GESTATIONAL KYNURENINE METABOLITES MEDIATE EFFECTS OF PREGNANCY ADIPOSITY ON CHILD NEGATIVE AFFECT, Elinor L. Sullivan, Departments of Psychiatry and Behavioral Neuroscience, Oregon Health & Science University, Center for Mental Health Innovation, Oregon Health & Science University
Mounting evidence links increased maternal adiposity during pregnancy and offspring risk for mental health disorders. Yet the mechanisms underlying this association remain poorly understood, limiting our ability to design effective interventions. We hypothesize that alterations in the kynurenine system of the pregnant individual may help to explain this association. Participants were recruited during pregnancy with repeated assessments through 24 months postpartum. Maternal adiposity was assessed using air displacement plethysmography.
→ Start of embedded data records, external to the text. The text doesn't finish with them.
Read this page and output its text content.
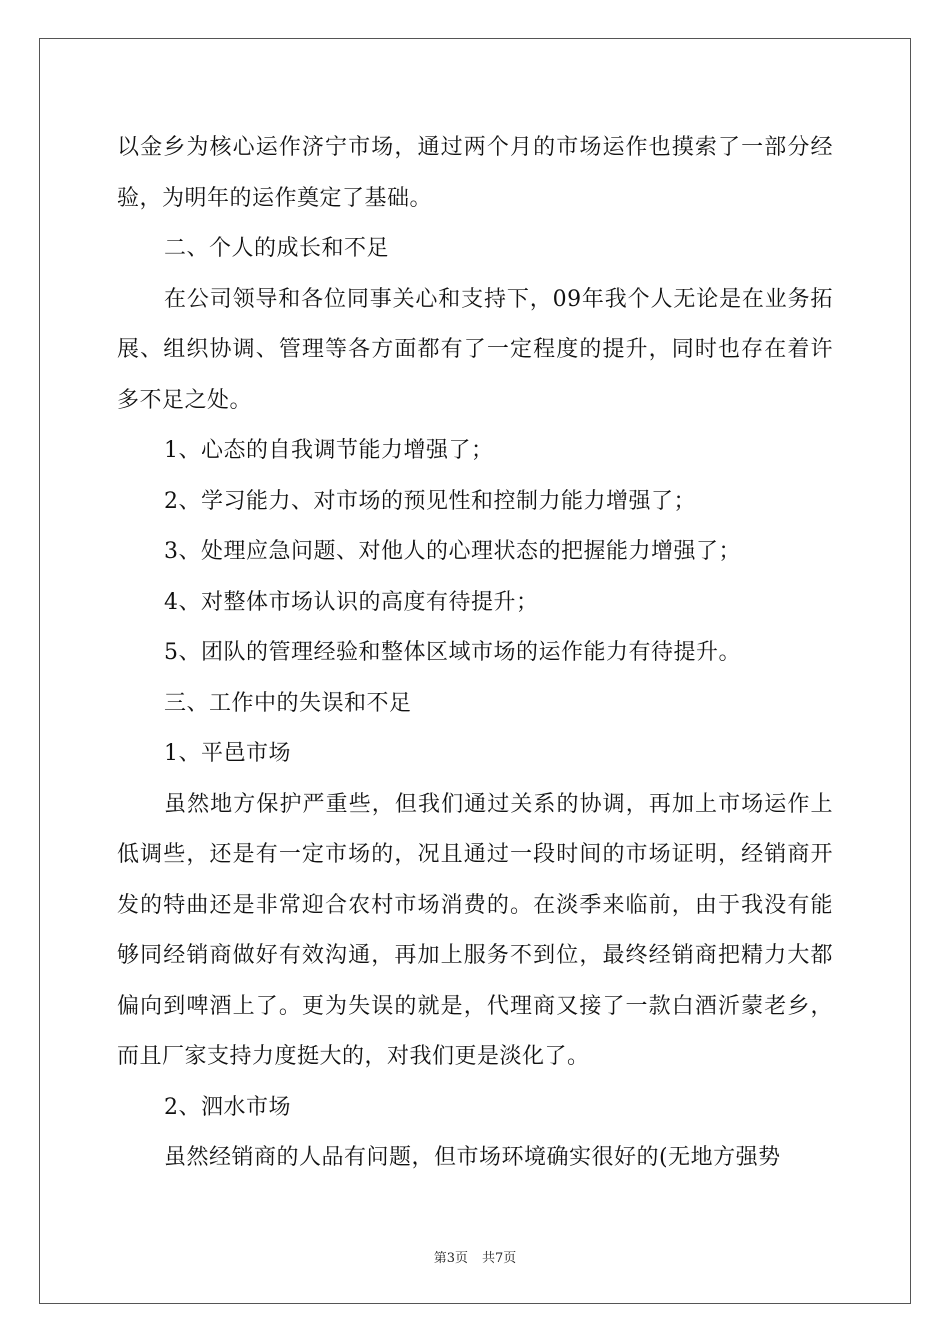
以金乡为核心运作济宁市场，通过两个月的市场运作也摸索了一部分经验，为明年的运作奠定了基础。

二、个人的成长和不足

在公司领导和各位同事关心和支持下，09年我个人无论是在业务拓展、组织协调、管理等各方面都有了一定程度的提升，同时也存在着许多不足之处。

1、心态的自我调节能力增强了；

2、学习能力、对市场的预见性和控制力能力增强了；

3、处理应急问题、对他人的心理状态的把握能力增强了；

4、对整体市场认识的高度有待提升；

5、团队的管理经验和整体区域市场的运作能力有待提升。

三、工作中的失误和不足

1、平邑市场

虽然地方保护严重些，但我们通过关系的协调，再加上市场运作上低调些，还是有一定市场的，况且通过一段时间的市场证明，经销商开发的特曲还是非常迎合农村市场消费的。在淡季来临前，由于我没有能够同经销商做好有效沟通，再加上服务不到位，最终经销商把精力大都偏向到啤酒上了。更为失误的就是，代理商又接了一款白酒沂蒙老乡，而且厂家支持力度挺大的，对我们更是淡化了。

2、泗水市场

虽然经销商的人品有问题，但市场环境确实很好的(无地方强势

第3页 共7页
Liquid chromatography tandem mass spectrometry was used to measure kynurenine system metabolites in maternal plasma. Child negative affect was assessed using maternal-report at 6, 12, and 24 months. Participants (N=305) included mothers and their children (70% non-Hispanic White, 50% female). The ratio of Picolinic to Quinolinic Acid (PA:QA) predicted child fear (β=-.16, 95%CI -.28 to -.04, p=.009) and sadness (β=-.14, 95%CI -.28 to .01, p=.03) at 6 months. PA:QA mediated the effect of pregnancy adiposity on child fear (β=.03, bootstrapped 95%CI .004-.07, p=.04) and sadness (β=.04, bootstrapped 95%CI .002-.07, p=.05). Similar associations were observed when children were 12 and 24 months old, suggesting enduring effects. This is the first evidence that alterations in the kynurenine system during pregnancy are associated with increased child negative affectivity, an early life risk factor for psychopathology. Results further suggest that these kynurenine metabolites are a mechanistic link between pregnancy adiposity and child negative affect. Picolinic and Quinolinic Acid during pregnancy may be novel biomarkers for offspring behavioral risk, and novel targets for intervention.